Wednesday, June 28, 2023

Terbar janji, lalu pergi

 Indonesia adalah sebuah negara yang mempunyai politik sangat kuat, mungkin di beberapa negara pula sama, namun pada prakteknya, politik di Indonesia sangat terlalu fanatik, sehingga mampu memberikan pelebaran terhadap beberapa cluster yang kemungkinan bisa merugikan, diantaranya, yaitu Sepak Bola.


Walau dalam beberapa hal dan unsur, Sepak bola dan Politik tidak boleh di gabungkan sama sekali, semuanya mempunyai porsi terhadap apa yang di ambil. Ambil contoh, segala sesuatu yang di bebankan terhadap PSSI kepada FIFA tidak boleh ada campur tangan serta intervensi dari pemerintahan, sebab PSSI mempunyai aturan-aturan tersendiri dalam Sepak bola, namun kenyataan nya ada saja beberapa hal yang selalu mengintervensi yang membuat Sepak bola tidak sewajar marwah pada umumnya. 
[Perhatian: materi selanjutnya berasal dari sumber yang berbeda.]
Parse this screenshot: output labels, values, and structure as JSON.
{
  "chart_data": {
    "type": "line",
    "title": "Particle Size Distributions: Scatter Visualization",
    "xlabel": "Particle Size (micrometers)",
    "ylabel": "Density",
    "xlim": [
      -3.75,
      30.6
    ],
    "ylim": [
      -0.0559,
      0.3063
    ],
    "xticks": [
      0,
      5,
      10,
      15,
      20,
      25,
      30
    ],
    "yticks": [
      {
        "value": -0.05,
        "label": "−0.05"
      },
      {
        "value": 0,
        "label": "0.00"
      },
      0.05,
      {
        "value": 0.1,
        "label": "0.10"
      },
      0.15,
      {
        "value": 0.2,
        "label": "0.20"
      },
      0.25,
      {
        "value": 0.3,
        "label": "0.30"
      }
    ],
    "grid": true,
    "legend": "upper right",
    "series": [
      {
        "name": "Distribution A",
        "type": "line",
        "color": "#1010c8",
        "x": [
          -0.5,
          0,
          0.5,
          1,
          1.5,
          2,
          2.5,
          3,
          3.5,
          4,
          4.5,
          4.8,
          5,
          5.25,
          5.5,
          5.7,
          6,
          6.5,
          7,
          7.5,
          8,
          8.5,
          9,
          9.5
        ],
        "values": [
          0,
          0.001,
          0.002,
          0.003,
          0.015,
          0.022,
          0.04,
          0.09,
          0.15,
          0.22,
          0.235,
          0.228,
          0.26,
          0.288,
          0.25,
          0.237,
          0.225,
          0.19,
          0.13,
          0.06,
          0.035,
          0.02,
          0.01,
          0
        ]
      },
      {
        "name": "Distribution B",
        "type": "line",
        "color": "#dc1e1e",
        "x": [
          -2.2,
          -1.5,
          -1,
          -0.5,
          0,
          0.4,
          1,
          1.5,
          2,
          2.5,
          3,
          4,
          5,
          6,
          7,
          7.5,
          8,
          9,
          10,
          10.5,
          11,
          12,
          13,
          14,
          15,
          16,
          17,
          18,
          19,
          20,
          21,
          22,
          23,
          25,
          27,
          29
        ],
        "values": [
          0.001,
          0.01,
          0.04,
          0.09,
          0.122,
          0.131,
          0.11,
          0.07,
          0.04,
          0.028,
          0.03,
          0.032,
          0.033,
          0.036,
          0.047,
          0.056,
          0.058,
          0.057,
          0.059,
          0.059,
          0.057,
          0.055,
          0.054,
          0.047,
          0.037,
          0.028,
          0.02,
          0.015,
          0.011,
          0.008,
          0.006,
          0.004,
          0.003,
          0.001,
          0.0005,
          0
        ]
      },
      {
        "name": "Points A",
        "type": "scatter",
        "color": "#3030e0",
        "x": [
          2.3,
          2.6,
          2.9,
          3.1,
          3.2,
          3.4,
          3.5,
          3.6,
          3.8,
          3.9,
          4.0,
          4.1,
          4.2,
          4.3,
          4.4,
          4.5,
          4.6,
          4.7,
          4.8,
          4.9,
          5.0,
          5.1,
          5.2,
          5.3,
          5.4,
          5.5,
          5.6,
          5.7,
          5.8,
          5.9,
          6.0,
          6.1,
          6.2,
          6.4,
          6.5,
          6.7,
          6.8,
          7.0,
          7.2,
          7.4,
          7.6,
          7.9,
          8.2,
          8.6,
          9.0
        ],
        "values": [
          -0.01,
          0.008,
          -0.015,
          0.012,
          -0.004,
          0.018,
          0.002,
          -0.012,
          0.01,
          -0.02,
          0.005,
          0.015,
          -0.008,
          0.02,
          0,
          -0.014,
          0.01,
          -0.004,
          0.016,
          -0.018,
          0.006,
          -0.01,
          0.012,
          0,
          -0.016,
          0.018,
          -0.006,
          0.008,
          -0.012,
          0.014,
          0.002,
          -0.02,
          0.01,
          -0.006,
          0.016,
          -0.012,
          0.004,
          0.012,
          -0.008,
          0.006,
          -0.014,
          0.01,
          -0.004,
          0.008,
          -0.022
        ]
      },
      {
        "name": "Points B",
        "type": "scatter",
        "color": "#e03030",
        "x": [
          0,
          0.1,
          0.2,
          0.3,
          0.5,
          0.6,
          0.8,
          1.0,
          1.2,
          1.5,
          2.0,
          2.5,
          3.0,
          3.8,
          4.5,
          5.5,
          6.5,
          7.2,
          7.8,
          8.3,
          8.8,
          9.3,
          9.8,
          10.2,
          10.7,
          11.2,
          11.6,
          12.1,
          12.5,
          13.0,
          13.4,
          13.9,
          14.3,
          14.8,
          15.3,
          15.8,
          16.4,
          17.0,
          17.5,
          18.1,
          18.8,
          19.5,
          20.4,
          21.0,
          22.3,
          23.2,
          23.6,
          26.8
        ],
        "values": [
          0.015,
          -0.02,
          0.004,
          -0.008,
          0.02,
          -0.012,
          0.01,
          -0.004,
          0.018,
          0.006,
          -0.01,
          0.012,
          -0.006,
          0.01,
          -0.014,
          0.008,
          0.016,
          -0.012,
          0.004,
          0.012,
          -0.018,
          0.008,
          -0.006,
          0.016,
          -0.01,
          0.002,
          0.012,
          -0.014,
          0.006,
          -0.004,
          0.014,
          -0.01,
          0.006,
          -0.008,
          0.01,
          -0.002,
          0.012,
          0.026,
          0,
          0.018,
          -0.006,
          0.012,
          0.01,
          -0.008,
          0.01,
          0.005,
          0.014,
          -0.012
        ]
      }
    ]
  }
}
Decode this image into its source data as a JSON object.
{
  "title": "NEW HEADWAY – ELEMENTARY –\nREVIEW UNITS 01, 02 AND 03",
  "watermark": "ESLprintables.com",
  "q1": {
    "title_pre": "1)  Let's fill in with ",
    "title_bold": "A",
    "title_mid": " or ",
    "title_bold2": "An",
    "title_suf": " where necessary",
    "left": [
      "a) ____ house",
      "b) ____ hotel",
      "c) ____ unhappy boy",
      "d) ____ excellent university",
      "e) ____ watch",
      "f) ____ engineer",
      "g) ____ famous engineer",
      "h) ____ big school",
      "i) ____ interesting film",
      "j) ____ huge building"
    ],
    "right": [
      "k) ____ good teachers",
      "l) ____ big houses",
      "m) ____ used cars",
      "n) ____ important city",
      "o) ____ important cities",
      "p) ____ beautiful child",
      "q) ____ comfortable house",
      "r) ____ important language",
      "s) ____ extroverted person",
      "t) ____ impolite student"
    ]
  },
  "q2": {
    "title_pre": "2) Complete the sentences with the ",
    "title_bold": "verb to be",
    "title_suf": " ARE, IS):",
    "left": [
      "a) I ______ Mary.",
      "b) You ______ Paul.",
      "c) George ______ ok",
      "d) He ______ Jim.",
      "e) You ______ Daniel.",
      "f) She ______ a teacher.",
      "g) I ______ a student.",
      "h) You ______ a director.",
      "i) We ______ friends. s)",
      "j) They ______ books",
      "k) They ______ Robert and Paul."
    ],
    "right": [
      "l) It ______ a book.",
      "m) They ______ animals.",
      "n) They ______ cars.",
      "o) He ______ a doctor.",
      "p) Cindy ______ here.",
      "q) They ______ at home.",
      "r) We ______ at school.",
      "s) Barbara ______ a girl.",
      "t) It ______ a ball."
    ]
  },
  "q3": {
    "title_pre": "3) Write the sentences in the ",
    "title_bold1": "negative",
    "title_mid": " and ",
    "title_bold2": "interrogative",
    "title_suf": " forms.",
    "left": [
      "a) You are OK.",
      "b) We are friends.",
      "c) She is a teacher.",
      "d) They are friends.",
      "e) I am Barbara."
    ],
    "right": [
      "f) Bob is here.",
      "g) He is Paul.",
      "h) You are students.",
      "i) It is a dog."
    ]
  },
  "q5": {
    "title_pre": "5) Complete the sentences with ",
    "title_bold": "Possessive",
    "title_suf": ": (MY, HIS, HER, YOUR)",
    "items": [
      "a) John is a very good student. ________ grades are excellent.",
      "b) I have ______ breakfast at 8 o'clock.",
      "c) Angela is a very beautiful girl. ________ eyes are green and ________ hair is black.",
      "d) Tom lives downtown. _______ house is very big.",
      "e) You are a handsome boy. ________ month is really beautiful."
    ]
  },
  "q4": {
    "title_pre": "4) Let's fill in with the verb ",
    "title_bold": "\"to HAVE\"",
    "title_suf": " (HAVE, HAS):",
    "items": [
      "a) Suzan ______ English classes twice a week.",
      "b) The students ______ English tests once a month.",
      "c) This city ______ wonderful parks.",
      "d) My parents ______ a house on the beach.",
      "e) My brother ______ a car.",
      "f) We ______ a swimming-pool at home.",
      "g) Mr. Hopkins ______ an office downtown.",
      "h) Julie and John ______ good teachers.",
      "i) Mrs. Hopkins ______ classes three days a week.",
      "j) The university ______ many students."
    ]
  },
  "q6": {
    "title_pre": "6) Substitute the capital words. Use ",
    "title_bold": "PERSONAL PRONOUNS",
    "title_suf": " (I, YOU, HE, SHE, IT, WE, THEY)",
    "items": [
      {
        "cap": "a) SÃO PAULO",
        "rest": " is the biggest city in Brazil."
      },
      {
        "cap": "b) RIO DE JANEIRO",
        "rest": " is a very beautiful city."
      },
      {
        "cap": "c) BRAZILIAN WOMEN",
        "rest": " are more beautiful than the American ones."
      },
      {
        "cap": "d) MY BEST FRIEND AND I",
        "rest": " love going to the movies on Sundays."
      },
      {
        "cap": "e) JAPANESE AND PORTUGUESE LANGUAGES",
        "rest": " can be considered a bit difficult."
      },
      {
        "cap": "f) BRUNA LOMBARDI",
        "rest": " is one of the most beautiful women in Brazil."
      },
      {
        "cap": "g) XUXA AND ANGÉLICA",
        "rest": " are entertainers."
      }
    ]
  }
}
Kali ini, saya tidak akan membahas persoalan tersebut, lebih ingin mengungkapkan kekecewan bagaimana praktek dilapangan ketika "musim" nya tiba, yang berdampak kepada tim kesayangan saya dan harus mengalah karena praktek tersebut, dan merugikan Sepak Bola itu sendiri.


Saya masih ingat betul, Persija pernah berjaya di Era kepemimpinan Danurwindo sebagai direktur tehnik saat Persija berpentas di ajang Liga Djarum Indonesia 2008, di isi oleh skuat bintang seperti Hendro Kartiko, Pierre Njanka, Bambang Pamungkas, Ponaryo Astaman hingga Ismed Sofyan. Pada saat itu, kita sempat menempati urutan posisi pertama klasemen wilayah barat di paruh musim pertama Liga Djarum Indonesia, menumbangkan Persiwa Wamena 6-1 Di Jakarta, membuat Siliwangi malu dengan skor 2-3 sampai pada akhirnya, kita harus tersingkir dari rumah sendiri dan bermukim sementara di Malang karena praktek musim politik tersebut yang membuat kita menempati pos ke 5 wilayah barat pada akhir musim, sangat di sayangkan padahal pada tahun tersebut, kita sempat di nobatkan sebagai calon Juara.


Isu yang didapatkan pada saat itu ialah, kita tidak mendapatkan izin sementara untuk menggelar sebuah pertandingan di Jakarta, karena Stadion yang di gunakan hanya untuk kepentingan sebuah kampanye politik pada saat itu. Saya benar-benar heran, mengapa di Indonesia praktek politik selalu merugikan izin setiap Klub sepak bola yang ingin menggelar pertandingan di daerah nya yang juga kemungkinan bentrok dengan musim politik, sebab Stadion di bangun bukan hanya untuk kepentingan politik saja, tapi lebih di upayakan untuk manfaat yang sebenarnya.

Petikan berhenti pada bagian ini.